A Method Correlating Patient-Specific Parameters With Direct Measurements In Cadaveric Subjects To Estimate Organ Doses In Computed Tomography

Date/Time
Date(s) - 06/05/2013
9:00 am

Lindsay A Sinclair - PhD Student

Computed tomography has allowed for great advances in the field of diagnostic imaging. However, this progression has not ensued without careful attention to the radiation dose associated with its use. There remains a critical need to accurately assess organ doses resulting from these procedures. The ultimate goals of this research study were: first, to develop sets of empirical equations that can be utilized to calculate patient-specific organ doses for a group of commonly performed CT exams, and second, to investigate the effects of ultra-helical acquisition mode on organ doses.

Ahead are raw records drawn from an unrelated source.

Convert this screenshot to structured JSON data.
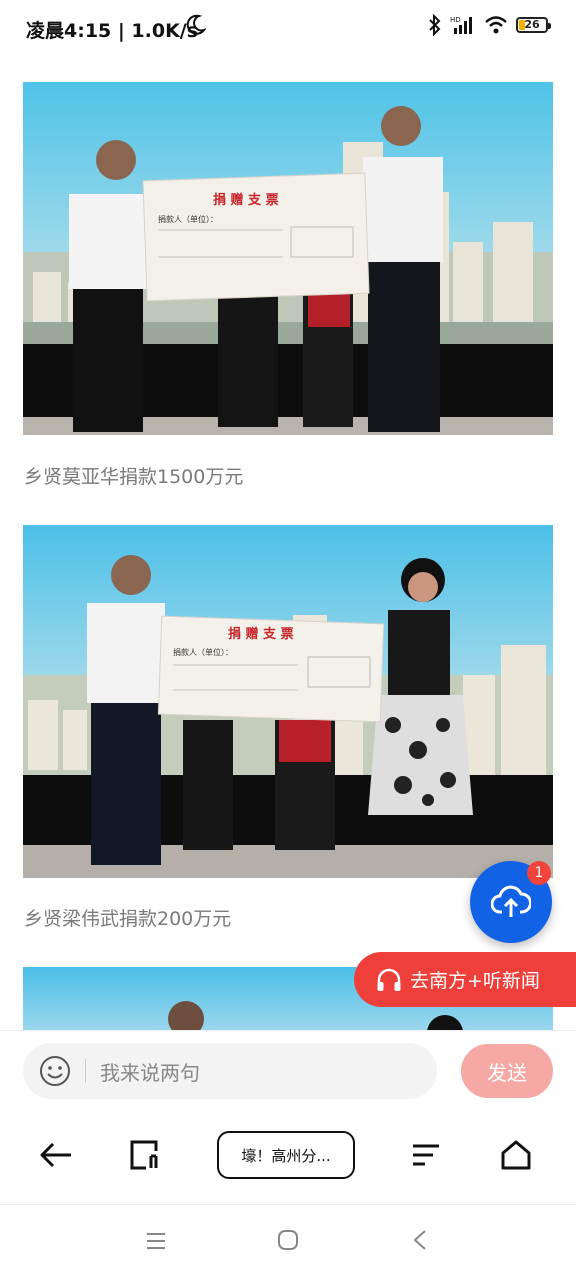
{
  "status_bar": {
    "time_text": "凌晨4:15 | 1.0K/s",
    "battery": "26"
  },
  "articles": [
    {
      "caption": "乡贤莫亚华捐款1500万元",
      "cheque_title": "捐 赠 支 票",
      "donor_line": "捐款人（单位）："
    },
    {
      "caption": "乡贤梁伟武捐款200万元",
      "cheque_title": "捐 赠 支 票",
      "donor_line": "捐款人（单位）："
    }
  ],
  "fab": {
    "badge": "1",
    "icon": "cloud-upload-icon"
  },
  "listen_button": {
    "label": "去南方+听新闻",
    "icon": "headphones-icon"
  },
  "comment": {
    "placeholder": "我来说两句",
    "send_label": "发送"
  },
  "toolbar": {
    "title_chip": "壕！高州分..."
  },
  "colors": {
    "accent_blue": "#1262e6",
    "accent_red": "#ee3f3a",
    "send_disabled": "#f5a8a4"
  }
}
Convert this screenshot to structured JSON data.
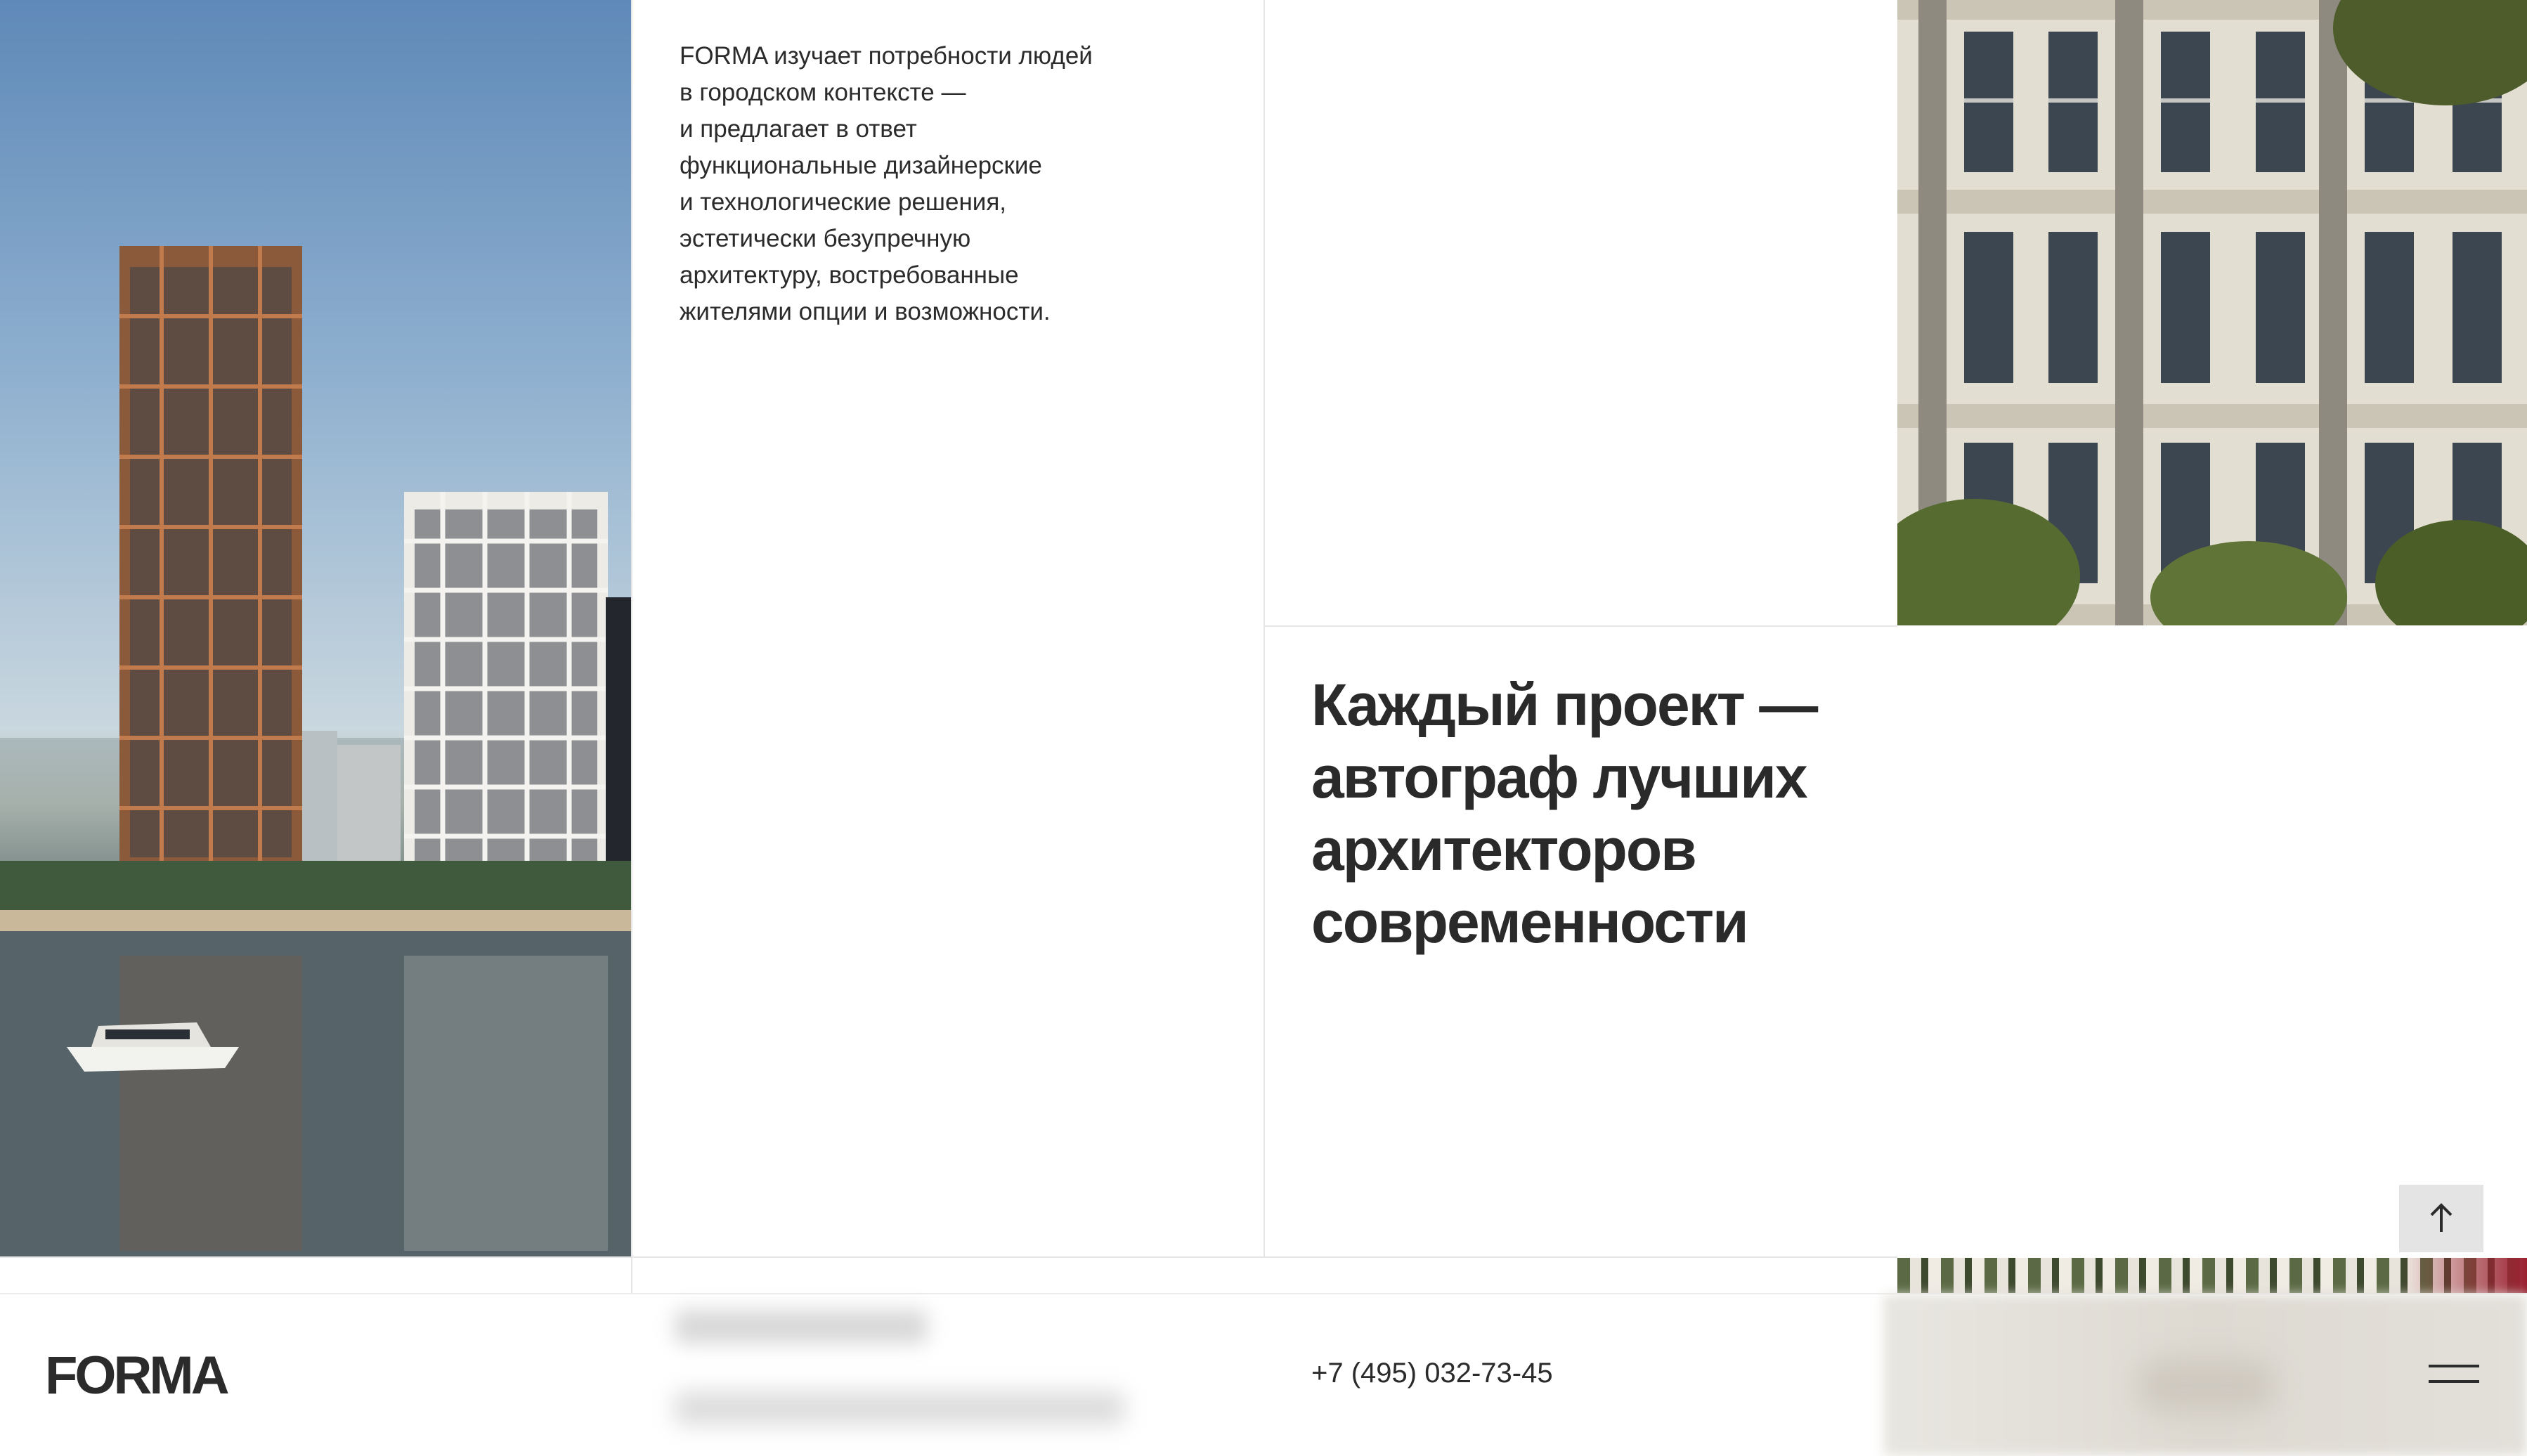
{
  "intro": {
    "text": "FORMA изучает потребности людей\nв городском контексте —\nи предлагает в ответ\nфункциональные дизайнерские\nи технологические решения,\nэстетически безупречную\nархитектуру, востребованные\nжителями опции и возможности."
  },
  "headline": {
    "text": "Каждый проект —\nавтограф лучших\nархитекторов\nсовременности"
  },
  "footer": {
    "logo": "FORMA",
    "phone": "+7 (495) 032-73-45"
  },
  "icons": {
    "scroll_top": "arrow-up-icon",
    "menu": "hamburger-menu-icon"
  },
  "colors": {
    "text": "#2a2a2a",
    "divider": "#e6e6e6",
    "button_bg": "#e4e4e4"
  }
}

Both of the aforementioned goals were accomplished with the use of a standardized direct organ dose measurement methodology utilizing optically stimulated luminescent dosimeters (OSLDs) and performing the measurements on cadaveric subjects in lieu of actual patients. The OSLDs were placed on the skin and lens of the eye, and within the following organs: thyroid, brain, lungs, breasts, liver, stomach, small intestine, large intestine, uterus, and ovaries. A variety of clinically-accepted CT protocols was examined, including chest (C), abdomen (A), pelvis (P), CAP, 3-phase liver, pulmonary embolism, trauma, head, CTA head, and brain perfusion protocols.Average organ doses for all body protocols examined ranged from 2 mGy to 84 mGy, with the maximum dose resulting from the three-phase liver protocol and largest detector configuration, 0.5 mm x 160. Organ dose measurement for the head protocols resulted in a dose range of 16-299 mGy, with the highest dose resulting from the lens dose of a brain perfusion protocol. Overall, organ doses were shown to increase with the size of the detector configuration.

Average organ doses from 8 cadaveric subjects and five primary protocols were compiled and normalized by the exam CTDIVol. Equation sets were derived from correlations between these dose conversion coefficients and the central effective diameter of each subject.

These equations present a novel and innovative method for organ dose estimation due to their origin in direct organ dose measurements. With this research, the first step has been made in acquiring the ability to calculate patient-specific organ doses in computed tomography, and in turn more appropriately estimate the risk from CT studies.